Imagine an AI trained exclusively on decades of judgments from the Madras High Court, fluent in legal Tamil and English, and deeply versed in the intricacies of Indian property law. Imagine another model trained on a library of heirloom recipes from Awadhi culinary families, preserving techniques and flavour combinations that have never been written down on a public blog. Or a model for rural healthcare in Maharashtra, trained on local medical data and fluent in Marathi, that can help an ASHA worker diagnose common ailments without needing a stable internet connection to a server in California.
This is the promise of local AI. It’s not about rejecting the power of large models, but about complementing them with a vibrant ecosystem of specialized intelligences. These models would be smaller, more efficient, and, critically, owned and controlled by the communities they serve. This is a question of data sovereignty. Our cultural and societal data is a precious resource, our collective inheritance. We cannot simply hand it over to foreign corporations to be processed and repackaged, with their own biases appended, and then sold back to us.
Building this future is a monumental task. It requires investment in collecting and curating high-quality local datasets. It requires developing new training techniques for smaller models. It requires nurturing local talent and creating regulatory frameworks that protect data sovereignty while fostering innovation. In India, we have a unique opportunity. We have the technical talent, a vast and diverse pool of data across hundreds of languages and cultures, and a pressing need for solutions that are built for our specific context, not just adapted from a Western template.

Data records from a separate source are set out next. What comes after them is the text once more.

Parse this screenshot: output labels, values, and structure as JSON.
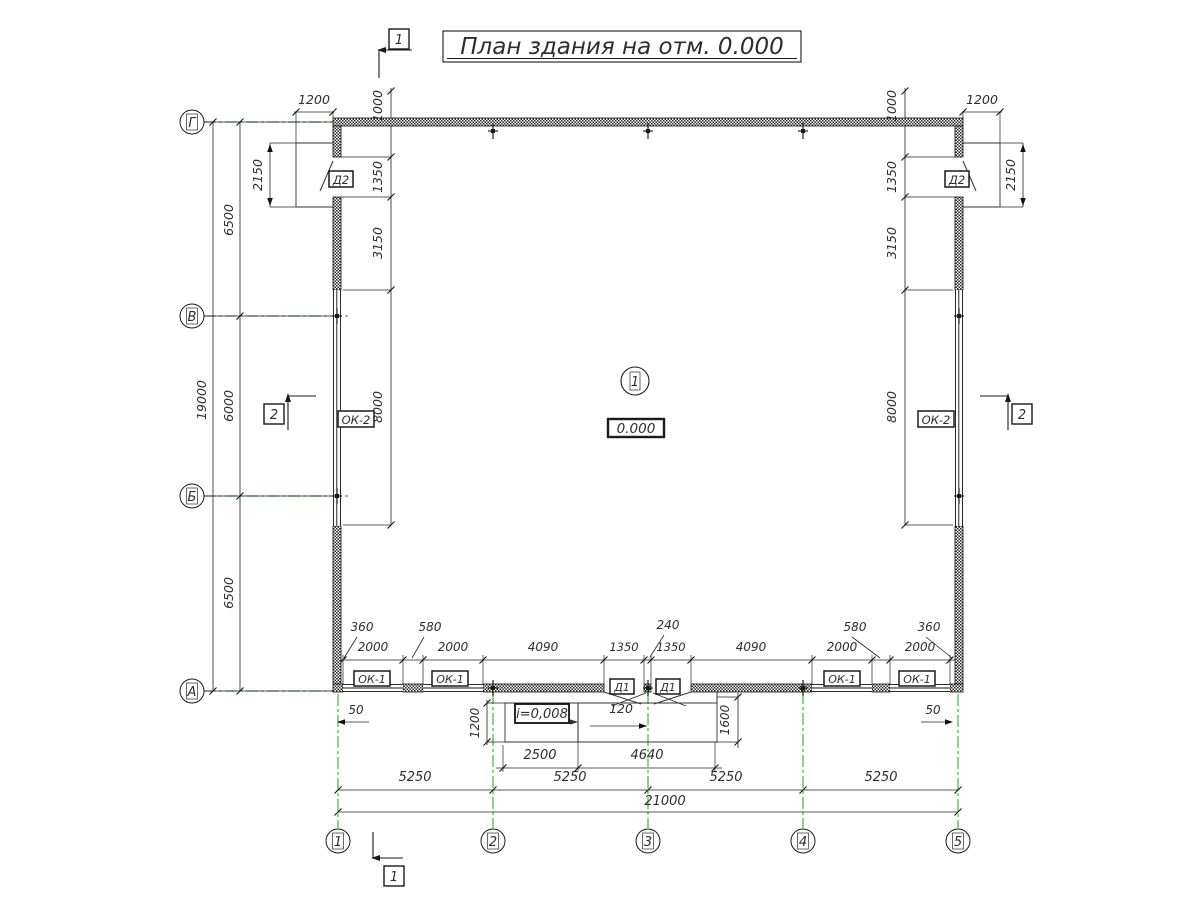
{
  "title": {
    "text": "План здания на отм. 0.000"
  },
  "drawing": {
    "type": "architectural-floor-plan",
    "elevation_mark": "0.000",
    "room_number": "1",
    "slope": "i=0,008"
  },
  "axes": {
    "rows": [
      "Г",
      "В",
      "Б",
      "А"
    ],
    "cols": [
      "1",
      "2",
      "3",
      "4",
      "5"
    ]
  },
  "sections": {
    "s1": "1",
    "s2": "2"
  },
  "tags": {
    "door_side": "Д2",
    "door_main": "Д1",
    "window_strip": "ОК-2",
    "window": "ОК-1"
  },
  "dims": {
    "d50": "50",
    "d120": "120",
    "d240": "240",
    "d360": "360",
    "d580": "580",
    "d1000": "1000",
    "d1200": "1200",
    "d1350": "1350",
    "d1600": "1600",
    "d2000": "2000",
    "d2150": "2150",
    "d2500": "2500",
    "d3150": "3150",
    "d4090": "4090",
    "d4640": "4640",
    "d5250": "5250",
    "d6000": "6000",
    "d6500": "6500",
    "d8000": "8000",
    "d19000": "19000",
    "d21000": "21000"
  },
  "colors": {
    "line": "#222222",
    "axis_green": "#3fb53f",
    "text": "#2e2e2e",
    "wall": "#2b2b2b",
    "background": "#ffffff"
  }
}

This isn't just a technical challenge; it's a cultural and political one. It's a declaration that our ways of knowing are valid, that our languages matter, and that our histories will not be erased or averaged out by an algorithm. It's about choosing a future where technology empowers diversity instead of enforcing conformity.
I still don’t have a good AI-generated recipe for Kolkata biryani. But that failure has given me something more valuable: clarity. I don’t want an AI that can merely recite a list of ingredients. I want an AI that I can argue with about the precise moment the potatoes should be added to the pot. I want an AI that understands that the flavour of a dish is not just a chemical reaction, but a story, a memory, a piece of home. I want an AI that reflects the world in all its glorious, messy, and delicious complexity. To get there, we must stop looking to a single, global brain and start cultivating a thousand local minds.
Why it matters
- 01Global AI models, trained primarily on Western data, risk creating a digital monoculture that erases local context and cultural nuance.
- 02Developing smaller, specialized AI models trained on local data is crucial for accuracy, relevance, and preserving cultural sovereignty.
- 03The future of AI should be a diverse ecosystem of local and global models, not a single, all-knowing universal intelligence.